Re: [PATCH v8 1/1] vfio/nvgrace-gpu: Add Blackwell-Next GPU readiness check via CXL DVSEC

From: Ankit Agrawal

Date: Tue Jun 02 2026 - 08:29:51 EST

Got the below review comments from Sashiko [1].

> > @@ -712,6 +825,12 @@ nvgrace_gpu_read_mem(struct nvgrace_gpu_pci_core_device *nvdev,
> > else
> > mem_count = min(count, memregion->memlength - (size_t)offset);
> >
> > + if (nvdev->cxl_dvsec && READ_ONCE(nvdev->reset_done)) {
> > + ret = nvgrace_gpu_wait_device_ready_cxl(nvdev);
> > + if (ret)
> > + return ret;
> > + }
> > +
> > scoped_guard(rwsem_read, &vdev->memory_lock) {
> > ret = nvgrace_gpu_check_device_ready(nvdev);
> > if (ret)
>
> [Severity: High]
> If a reset races between the lockless wait and the in-lock check, could this
> code return -EAGAIN to userspace?
> [...]
> Should nvgrace_gpu_read_mem() include the same retry loop around the wait
> and lock acquisition as the fault handler?
>
> > @@ -846,6 +965,12 @@ nvgrace_gpu_write_mem(struct nvgrace_gpu_pci_core_device *nvdev,
> > + if (nvdev->cxl_dvsec && READ_ONCE(nvdev->reset_done)) {
> > + ret = nvgrace_gpu_wait_device_ready_cxl(nvdev);
> > + if (ret)
> > + return ret;
> > + }
> > +
> > scoped_guard(rwsem_read, &vdev->memory_lock) {
> > ret = nvgrace_gpu_check_device_ready(nvdev);
> > if (ret)
>
> [Severity: High]
> Does nvgrace_gpu_write_mem() have the same missing retry logic?
>
> Similar to the read path, a racing reset could cause this to return a
> spurious -EAGAIN to userspace.

This is the same point Alex addressed on v7 [2].
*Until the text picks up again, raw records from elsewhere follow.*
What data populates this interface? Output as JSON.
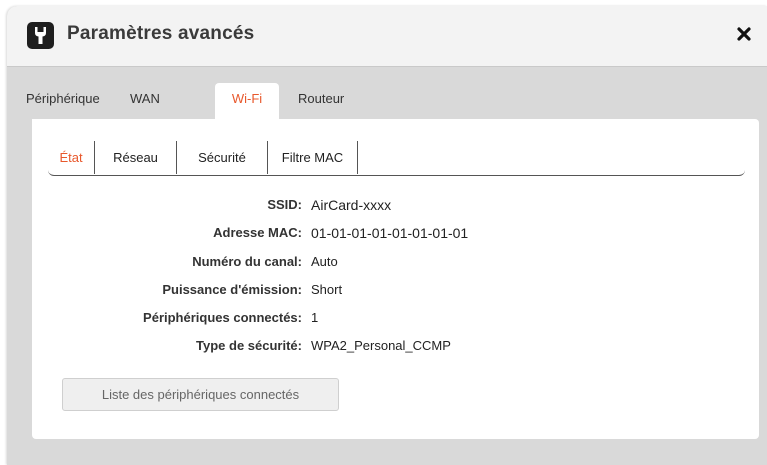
{
  "dialog": {
    "title": "Paramètres avancés",
    "icon": "wrench-icon",
    "close_icon": "close-icon",
    "close_symbol": "✖"
  },
  "main_tabs": [
    {
      "label": "Périphérique",
      "active": false
    },
    {
      "label": "WAN",
      "active": false
    },
    {
      "label": "Wi-Fi",
      "active": true
    },
    {
      "label": "Routeur",
      "active": false
    }
  ],
  "sub_tabs": [
    {
      "label": "État",
      "active": true
    },
    {
      "label": "Réseau",
      "active": false
    },
    {
      "label": "Sécurité",
      "active": false
    },
    {
      "label": "Filtre MAC",
      "active": false
    }
  ],
  "info": [
    {
      "label": "SSID:",
      "value": "AirCard-xxxx"
    },
    {
      "label": "Adresse MAC:",
      "value": "01-01-01-01-01-01-01-01"
    },
    {
      "label": "Numéro du canal:",
      "value": "Auto"
    },
    {
      "label": "Puissance d'émission:",
      "value": "Short"
    },
    {
      "label": "Périphériques connectés:",
      "value": "1"
    },
    {
      "label": "Type de sécurité:",
      "value": "WPA2_Personal_CCMP"
    }
  ],
  "buttons": {
    "connected_devices_list": "Liste des périphériques connectés"
  },
  "colors": {
    "accent": "#e8582c",
    "dialog_bg": "#d9d9d9",
    "title_bg": "#f3f3f3"
  }
}
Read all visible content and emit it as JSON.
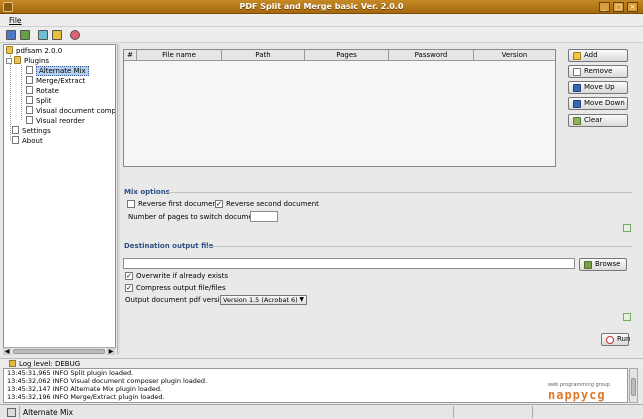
{
  "window": {
    "title": "PDF Split and Merge basic Ver. 2.0.0"
  },
  "menu": {
    "file": "File"
  },
  "tree": {
    "root": "pdfsam 2.0.0",
    "plugins": "Plugins",
    "items": [
      "Alternate Mix",
      "Merge/Extract",
      "Rotate",
      "Split",
      "Visual document compos",
      "Visual reorder"
    ],
    "settings": "Settings",
    "about": "About",
    "selected": "Alternate Mix"
  },
  "table": {
    "columns": [
      "#",
      "File name",
      "Path",
      "Pages",
      "Password",
      "Version"
    ]
  },
  "buttons": {
    "add": "Add",
    "remove": "Remove",
    "move_up": "Move Up",
    "move_down": "Move Down",
    "clear": "Clear",
    "browse": "Browse",
    "run": "Run"
  },
  "mix_options": {
    "title": "Mix options",
    "reverse_first": "Reverse first document",
    "reverse_first_checked": false,
    "reverse_second": "Reverse second document",
    "reverse_second_checked": true,
    "pages_switch_label": "Number of pages to switch document",
    "pages_switch_value": ""
  },
  "destination": {
    "title": "Destination output file",
    "path_value": "",
    "overwrite": "Overwrite if already exists",
    "overwrite_checked": true,
    "compress": "Compress output file/files",
    "compress_checked": true,
    "version_label": "Output document pdf version",
    "version_value": "Version 1.5 (Acrobat 6)"
  },
  "log": {
    "level_label": "Log level: DEBUG",
    "lines": [
      "13:45:31,965 INFO  Split plugin loaded.",
      "13:45:32,062 INFO  Visual document composer plugin loaded.",
      "13:45:32,147 INFO  Alternate Mix plugin loaded.",
      "13:45:32,196 INFO  Merge/Extract plugin loaded."
    ]
  },
  "watermark": {
    "small": "web programming group",
    "big": "nappycg"
  },
  "status": {
    "text": "Alternate Mix"
  },
  "colors": {
    "titlebar": "#b57a1c",
    "section_title": "#2f4f86",
    "selection": "#b5cff0"
  }
}
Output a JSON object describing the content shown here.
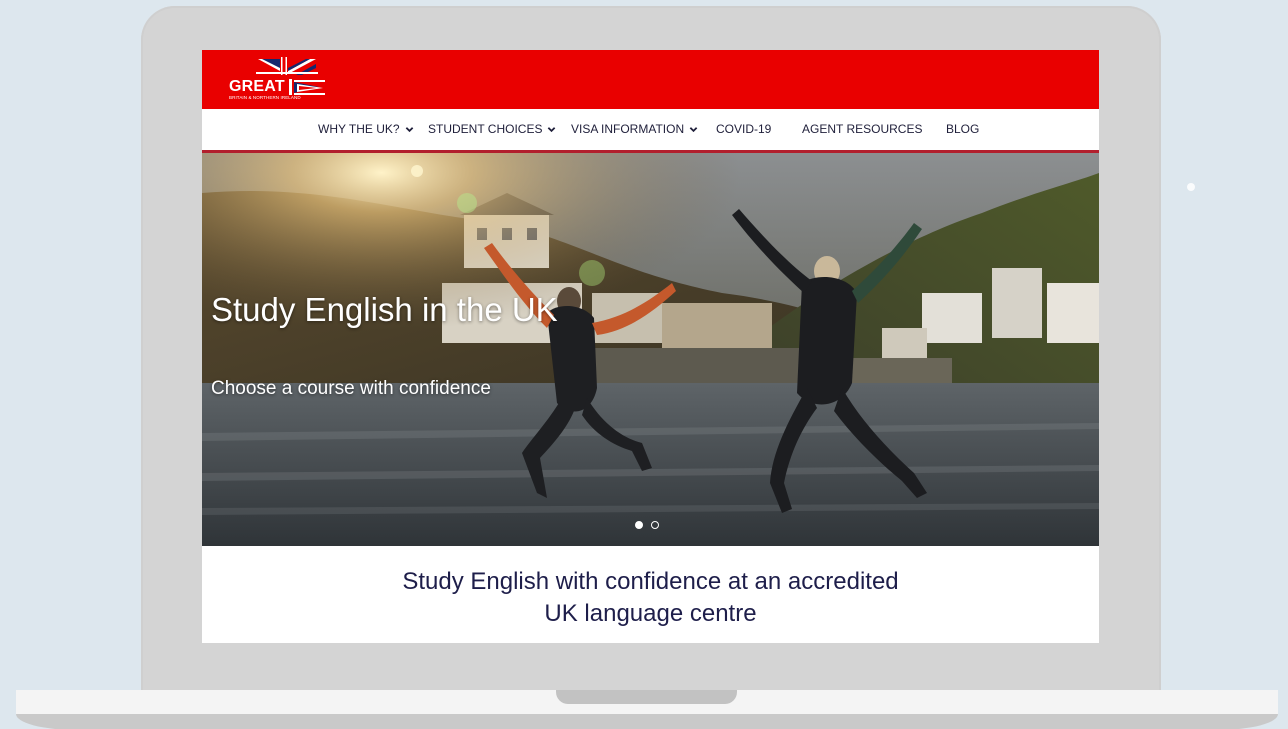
{
  "site": {
    "logo": {
      "word": "GREAT",
      "subtitle": "BRITAIN & NORTHERN IRELAND"
    },
    "colors": {
      "brand_red": "#e90000",
      "nav_underline": "#b21f2d",
      "text_navy": "#1e1e4a"
    }
  },
  "nav": {
    "items": [
      {
        "label": "WHY THE UK?",
        "dropdown": true
      },
      {
        "label": "STUDENT CHOICES",
        "dropdown": true
      },
      {
        "label": "VISA INFORMATION",
        "dropdown": true
      },
      {
        "label": "COVID-19",
        "dropdown": false
      },
      {
        "label": "AGENT RESOURCES",
        "dropdown": false
      },
      {
        "label": "BLOG",
        "dropdown": false
      }
    ]
  },
  "hero": {
    "title": "Study English in the UK",
    "subtitle": "Choose a course with confidence",
    "slides_total": 2,
    "active_slide": 1
  },
  "main": {
    "headline_line1": "Study English with confidence at an accredited",
    "headline_line2": "UK language centre"
  }
}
"Note that the read/write paths also have this gap where we can wait for
the device to be ready, but the check under memory_lock returns
-EAGAIN. The difference is that userspace will already automatically
handle the -EAGAIN vs the SIGBUS could be fatal."

So I'll skip this.

[1] https://lore.kernel.org/all/20260528115613.63f1b178@xxxxxxxxxxx/
[2] https://lore.kernel.org/all/20260602065100.48B2D1F00893@xxxxxxxxxxxxxxx/